Given that they are typically the last things that everyone in the audience touches before the curtain goes up, it was bound to happen — there’s now a play about cell phones. Once all the phones in the house are turned off, the phone at the center of Sarah Ruhl’s Dead Man’s Cell Phone starts to ring, and for the next two hours, it’s that fictional onstage phone, and not the one sitting quietly in your pocket, that occupies the center of your attention. Fortunately, with playwright extraordinaire Ruhl involved, these will definitely be calls you want to take.
Ruhl, whose Eurydice and The Clean House have both received strong Santa Barbara productions in recent years, is one of the world’s most interesting contemporary writers. She’s fully capable of using a dead man’s cell phone as the point of departure for an entire evening’s worth of funny, surprising, and insightful theater. In case anyone is wondering, according to Katie Laris, who is directing the piece for the Theatre Group at SBCC, the message is unequivocal — “cell phones are bad.” How so? “While they attempt to connect us, in the end, they are an alienating force,” said Laris, who is thoroughly enjoying the rehearsal process for this production, which will be staged in the college’s intimate black box, the Jurkowitz Theatre.

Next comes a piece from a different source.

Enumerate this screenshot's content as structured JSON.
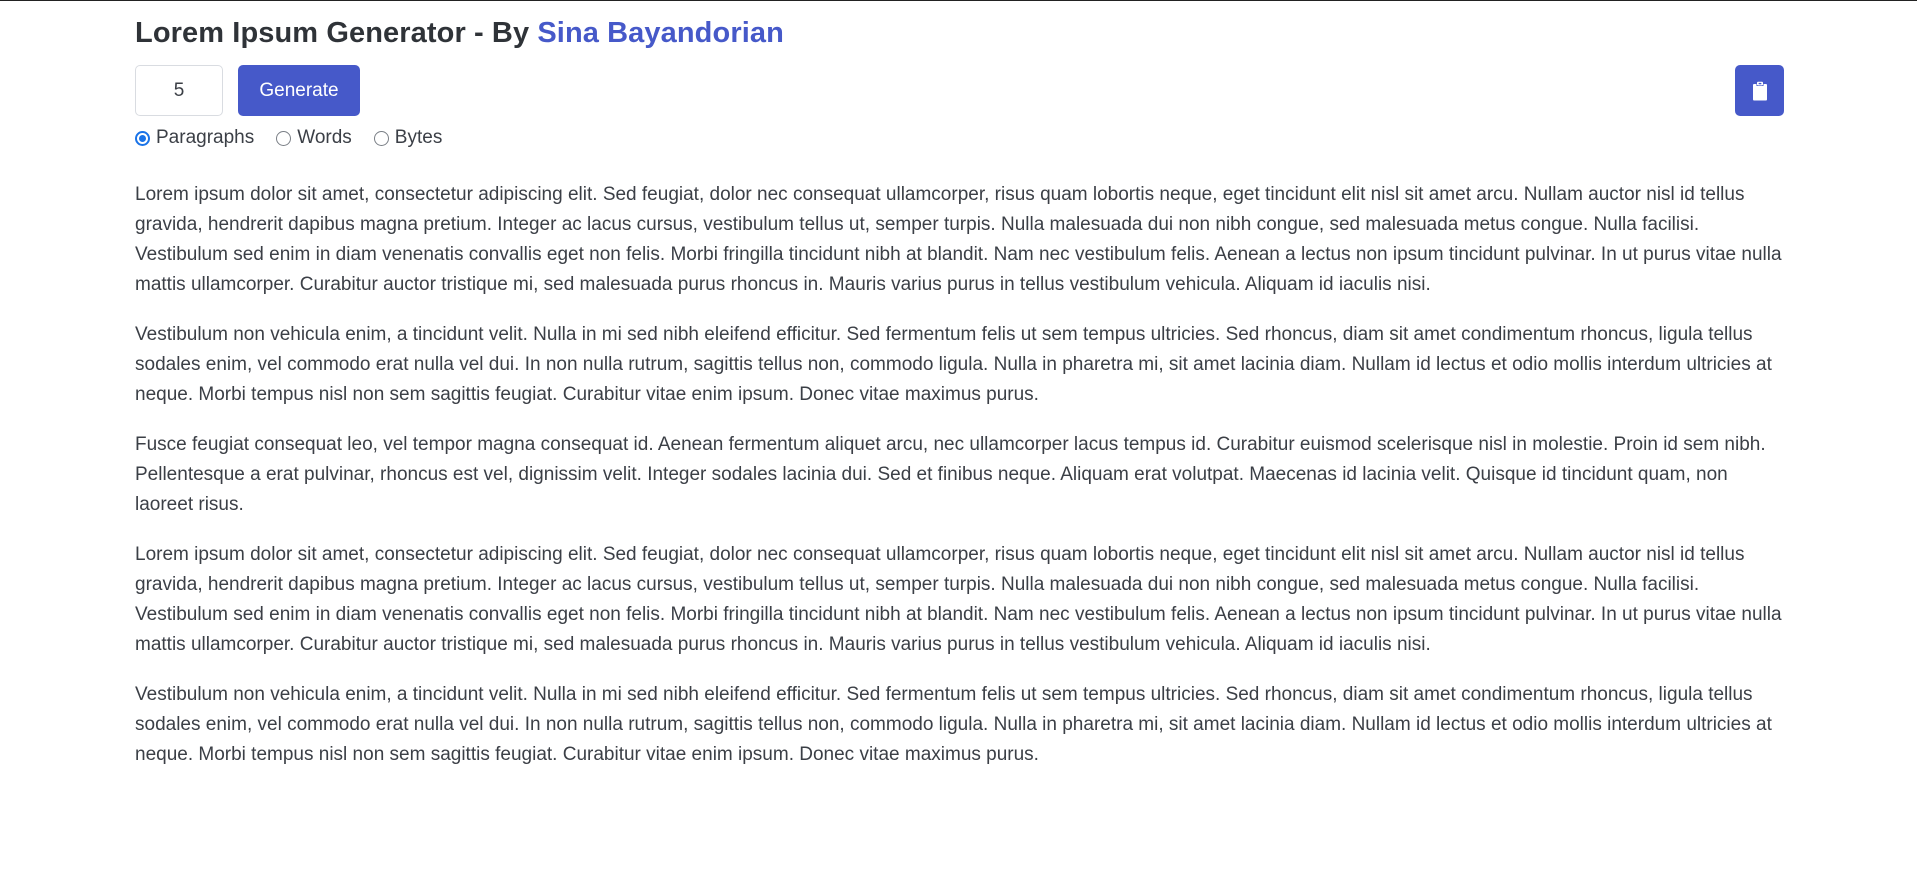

The cast includes a number of the area’s finest actors, including Brian Harwell as Gordon, the dead man; Jenna Scanlon as Jean, the protagonist; and Shannon Saleh, Justin Stark, Kathy Marden, and Leona Paraminski. The play begins when Jean decides it’s better to answer a dead stranger’s ringing phone than to let it keep on disrupting her night, and from there the twists and turns of Ruhl’s inexhaustible imagination take over. Jean has virtually every experience you can have on the phone — she encounters mysterious others, she learns more than she wanted to about the deceased Gordon, and she even falls in love — with the phone. It’s a great role for a fine comic actress like Scanlon, and the evening promises to be one of the season’s highlights for fans of serious theater, despite the fact that, as with other works by Ruhl, the show is essentially a comedy.